In China the HSBC PMI printed at 50.1 versus 48.3 eyed – the first time it has moved above the 50 boom.bust line in 4 months. The news was particularly positive because the HSBC report is viewed by the market as more accurate than the official Chinese government report which comes out next week. The HSBC report is also more representative of the middle market companies rather than the big industrial concerns that comprise the government PMI data.

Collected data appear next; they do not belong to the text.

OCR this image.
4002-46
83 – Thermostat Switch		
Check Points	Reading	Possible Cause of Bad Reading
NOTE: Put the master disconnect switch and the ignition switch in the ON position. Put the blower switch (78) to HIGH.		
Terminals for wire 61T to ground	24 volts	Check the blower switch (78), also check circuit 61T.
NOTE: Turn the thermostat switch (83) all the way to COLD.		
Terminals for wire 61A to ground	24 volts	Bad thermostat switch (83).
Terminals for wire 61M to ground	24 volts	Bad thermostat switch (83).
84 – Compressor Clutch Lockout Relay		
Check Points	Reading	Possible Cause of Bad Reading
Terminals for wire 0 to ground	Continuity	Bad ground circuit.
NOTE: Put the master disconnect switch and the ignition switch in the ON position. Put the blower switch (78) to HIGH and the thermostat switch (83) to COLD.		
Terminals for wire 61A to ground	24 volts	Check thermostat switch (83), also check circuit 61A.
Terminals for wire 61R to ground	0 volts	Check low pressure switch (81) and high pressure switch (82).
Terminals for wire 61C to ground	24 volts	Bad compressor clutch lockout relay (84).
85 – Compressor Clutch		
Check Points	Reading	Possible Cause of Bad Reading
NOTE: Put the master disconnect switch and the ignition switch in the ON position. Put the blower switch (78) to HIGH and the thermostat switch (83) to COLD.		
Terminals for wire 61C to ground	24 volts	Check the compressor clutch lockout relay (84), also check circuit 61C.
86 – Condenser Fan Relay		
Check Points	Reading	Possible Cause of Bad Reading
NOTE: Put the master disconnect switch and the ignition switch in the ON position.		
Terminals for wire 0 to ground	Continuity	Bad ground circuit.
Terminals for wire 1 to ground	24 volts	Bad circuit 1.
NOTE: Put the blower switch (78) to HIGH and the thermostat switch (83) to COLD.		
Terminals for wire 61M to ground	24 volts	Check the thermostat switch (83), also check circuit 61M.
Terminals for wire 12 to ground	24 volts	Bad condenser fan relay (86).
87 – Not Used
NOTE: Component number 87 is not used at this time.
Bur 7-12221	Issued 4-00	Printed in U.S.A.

As such today’s PMI report showed a marked improvement in manufacturing activity especially on the domestic front. New Orders, Output and Backlog of Work all increased suggesting that demand may picking up once again which should stabilize growth in China.

The surprisingly strong Chinese PMI data had an immediate positive impact on AUD/USD which popped above the 9000 barrier and rose to a high of 9024 before running into some profit taking. Despite today’s rebound the Aussie remains inordinately weak with market sentiment still heavily skewed to the bearish side as the consensus view still holds that the slowdown in China will force the RBA to continue cutting rates for the foreseeable future. That’s why today’s rally may be temporary as scepticism continues to be dominant theme any time AUD/USD gains ground. The pair is unlikely to find any meaningful support until the economic situation in China shows sustainable evidence of growth.

Meanwhile in Europe, the EUR/USD held steady near the 1,3350 level after EU PMI data showed further improvement in both the Manufacturing and Services sectors . EZ PMI reading increased to 51.3 and 51.0 respectively as manufacturing held above the 50 line for the second month in a row while services just broke through into expansionary territory. This was the first time in more than 18 months that both indices were above the 50 boo/bust line and provided clearest evidence to date that the EZ economy is coming out of recession.

Although French data was weaker, German PMIs and the periphery economies continued to improve indicating that the pickup in demand may be expanding beyond the EZ’s largest economy. The EUR/USD held steady, popping above the 1.3350 in the aftermath of the release but then retreating slightly as the morning wore on.

The correction in high beta currencies is a reaction to yesterday’s FOMC minutes, which while somewhat mixed, still reaffirmed the Fed’s commitment to taper QE by the end of this year. The dollar continued to remain bid throughout the night with USD/JPY taking out the 98.50 barrier in late morning London trade.

Unless today’s US data which includes the weekly jobless claims and the Flash PMI readings, proves to be a massive disappointment, dollar strength is likely to continue. Having now relieved its bearish bias by taking out 98.50, USD/JPY looks ready to tackle 99..00 as the day progresses.